Perrin olhou o cadeado nas mãos e o homem enjaulado. Noam havia parado de morder as ripas, apenas encarava Perrin, desconfiado e sem fôlego. Alguns dentes estavam quebrados em lascas pontiagudas.
— Pode mantê-lo aqui para sempre — disse Perrin —, mas eu… não acho que ele algum dia vá melhorar.
— Se ele sair daqui, bom mestre, vai morrer!
— Ele vai morrer aqui dentro ou lá fora, Simion. Lá fora pelo menos estará livre e muito mais feliz. Ele não é mais o seu irmão, mas você é o único que tem o direito de decidir. Pode deixá-lo aqui para servir de atração, deixá-lo encarando as grades desta jaula até se consumir. Você não pode prender um lobo, Simion, e esperar que ele viva feliz. Ou que tenha uma vida longa.
— Sim — concordou Simion, lentamente. — Sim, eu entendo. — Ele hesitou, depois assentiu e inclinou a cabeça em direção à porta do galpão.
Era tudo o que Perrin precisava. Ele abriu a porta de ripas e saiu do caminho.
Por um instante Noam encarou a passagem. De repente partiu em disparada, correndo de quatro, mas com uma agilidade surpreendente. Saiu da jaula, do galpão, adentrou a noite. Que a Luz ajude a nós dois, pensou Perrin.
— Acho que é melhor ele ficar livre. — Simion estremeceu. — Mas não sei o que Mestre Harod vai dizer quando vir esta porta aberta e Noam desaparecido.
Perrin fechou a porta da jaula, e o enorme cadeado fez um clique.
— Deixe ele descobrir sozinho.
Simion soltou uma risada breve e a interrompeu de repente.
— Ele vai inventar alguma história. Todo mundo inventa. Uns dizem que Noam virou um lobo, com pelos e tudo, quando mordeu Mãe Roon. Não é verdade, mas é o que dizem.
Estremecendo, Perrin apoiou a cabeça na porta da jaula. Ele pode não ter pelos, mas é um lobo. É um lobo, não um homem. Luz, me ajude.

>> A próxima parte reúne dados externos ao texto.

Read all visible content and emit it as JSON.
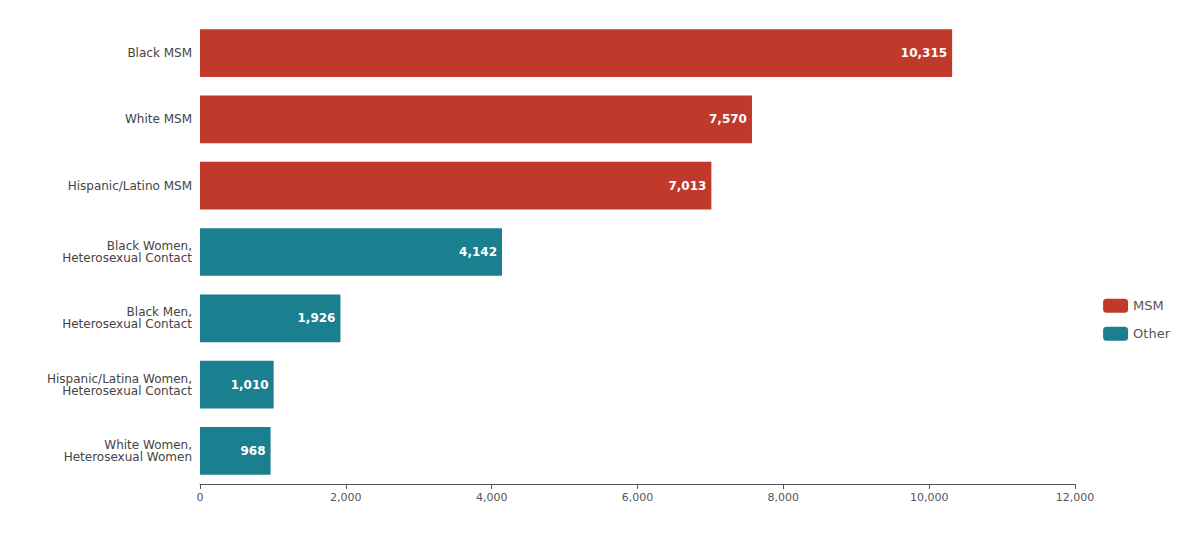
{
  "chart_data": {
    "type": "bar",
    "orientation": "horizontal",
    "categories": [
      "White Women,\nHeterosexual Women",
      "Hispanic/Latina Women,\nHeterosexual Contact",
      "Black Men,\nHeterosexual Contact",
      "Black Women,\nHeterosexual Contact",
      "Hispanic/Latino MSM",
      "White MSM",
      "Black MSM"
    ],
    "series": [
      {
        "name": "MSM",
        "color": "#c0392b",
        "values": [
          null,
          null,
          null,
          null,
          7013,
          7570,
          10315
        ],
        "value_labels": [
          null,
          null,
          null,
          null,
          "7,013",
          "7,570",
          "10,315"
        ]
      },
      {
        "name": "Other",
        "color": "#1a7f8e",
        "values": [
          968,
          1010,
          1926,
          4142,
          null,
          null,
          null
        ],
        "value_labels": [
          "968",
          "1,010",
          "1,926",
          "4,142",
          null,
          null,
          null
        ]
      }
    ],
    "data_labels": true,
    "xlim": [
      0,
      12000
    ],
    "xticks": [
      0,
      {
        "value": 2000,
        "label": "2,000"
      },
      {
        "value": 4000,
        "label": "4,000"
      },
      {
        "value": 6000,
        "label": "6,000"
      },
      {
        "value": 8000,
        "label": "8,000"
      },
      {
        "value": 10000,
        "label": "10,000"
      },
      {
        "value": 12000,
        "label": "12,000"
      }
    ],
    "grid": false,
    "legend": "right"
  }
}
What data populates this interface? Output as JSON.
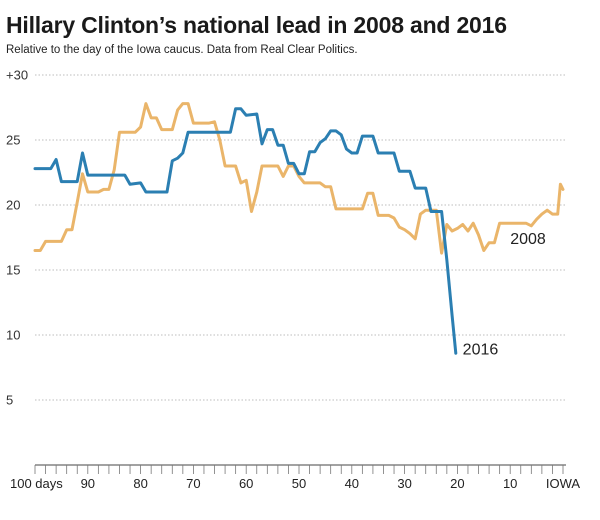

— Não o deixávamos aqui o tempo todo — disse Simion de repente. — Ele ficava na casa de Mãe Roon, mas ela e eu pedimos que Mestre Harod o trouxesse para cá depois que os Mantos-brancos chegaram. Eles andam com uma lista com os nomes dos Amigos das Trevas que procuram. Foi por causa dos olhos de Noam, entende? Um dos nomes na lista dos Mantos-brancos era o de um tal Perrin Aybara, um ferreiro. Diziam que ele tinha olhos amarelos e corria com os lobos. O senhor entende por que eu não quis que soubessem sobre Noam.
Perrin virou a cabeça e encarou Simion por cima do ombro.
— Você acha que esse Perrin Aybara é um Amigo das Trevas?
— Um Amigo das Trevas não se importaria em ver meu irmão morrer dentro de uma jaula. Creio que ela tenha encontrado o senhor logo depois que isso aconteceu. A tempo de ajudar. Gostaria que ela tivesse vindo a Jahra uns meses mais cedo.
Perrin sentiu vergonha por ter comparado aquele homem a um sapo.
— E eu gostaria que ela tivesse podido fazer algo por ele. — Que me queimem, eu gostaria mesmo. De súbito imaginou que talvez toda a aldeia já estivesse sabendo sobre Noam. Sobre seus olhos. — Simion, você pode me levar algo para comer no quarto?
Mestre Harod e o restante talvez estivessem muito impressionados com Loial para reparar nos olhos de Perrin, mas certamente notariam se o vissem no salão.
— É claro. E de manhã também. O senhor não precisa descer antes da hora de montar o cavalo.
— Você é um bom homem, Simion. Um bom homem.
Simion parecia tão satisfeito ao ouvir isso que Perrin sentiu vergonha mais uma vez.